As ações previstas abrangem várias frentes. Entre elas estão a estocagem de alimentos, o monitoramento climático, a fiscalização ambiental e o combate a incêndios. O conjunto de medidas busca preparar o país e a sua estrutura de resposta para o cenário esperado com a chegada do fenômeno.

O El Niño é um fenômeno climático com origem no oceano. Ele aumenta a temperatura das águas no oceano Pacífico e, a partir dessa mudança, provoca alterações no clima do Brasil. Esse aquecimento das águas tem desdobramentos diferentes de acordo com a região do país, o que exige atenção específica em cada área.

Os efeitos se distribuem de forma desigual pelo território brasileiro. O fenômeno traz seca no Norte e no Nordeste, atraso das chuvas no Centro-Oeste e no Sudeste e enchentes na região Sul. Esse mapa de impactos ajuda a explicar por que a preparação precisa considerar realidades bastante distintas dentro do mesmo país.

Para comentar o tema, a Record News conversou com a professora de Oceanografia e Clima da Universidade Federal de Santa Catarina, Regina Rodrigues, apresentada como uma referência mundial no estudo do El Niño. Segundo ela, a chegada do fenômeno já era esperada, com a previsão conhecida há cerca de três meses e confirmada com mais segurança há cerca de um mês.

A pesquisadora avaliou que as medidas anunciadas têm caráter paliativo. Para ela, além de responder ao evento previsto para os próximos meses, o Brasil precisa de políticas de longo prazo, já que as mudanças climáticas tendem a tornar esses eventos mais frequentes. Ela apontou a ausência de uma política de longo prazo como uma lacuna a ser enfrentada.

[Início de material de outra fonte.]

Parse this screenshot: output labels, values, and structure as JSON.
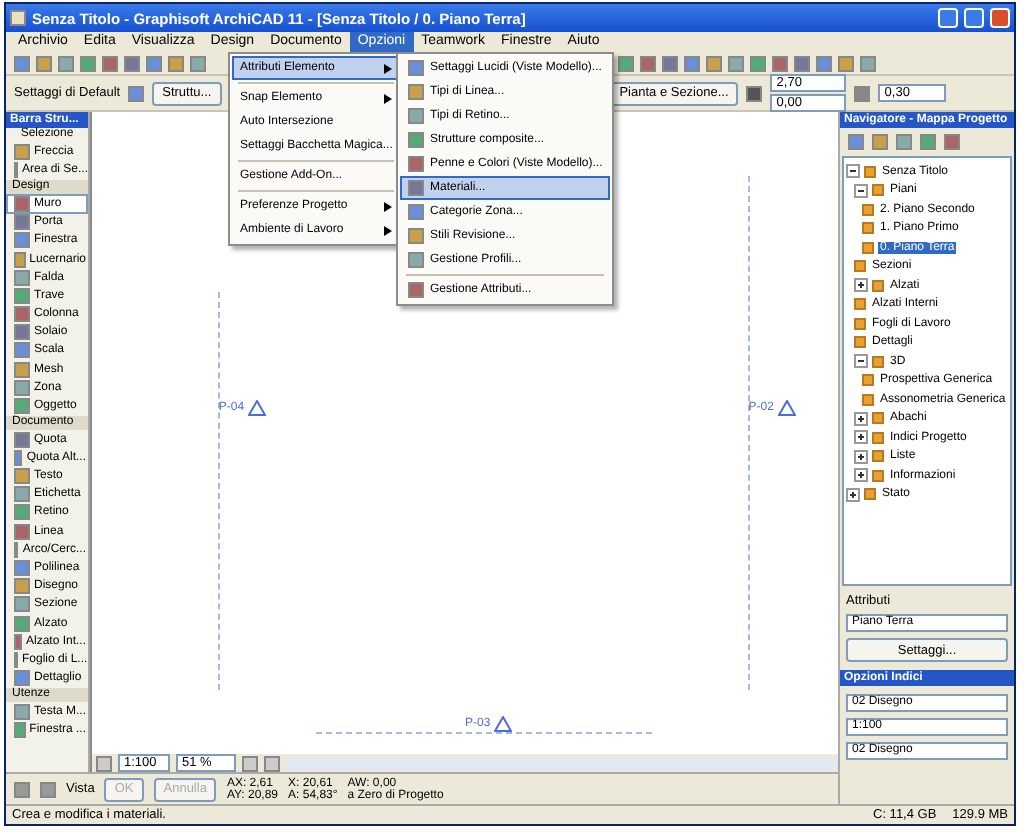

Entre as medidas de longo prazo, Regina Rodrigues citou a necessidade de um planejamento urbano mais cuidadoso e de uma infraestrutura mais resiliente. Ela defendeu evitar a construção de habitações em áreas de risco, especialmente no Sul do país, sujeitas a enchentes e deslizamentos, e destacou a importância de manter os sistemas de drenagem sempre bem conservados para reduzir os impactos.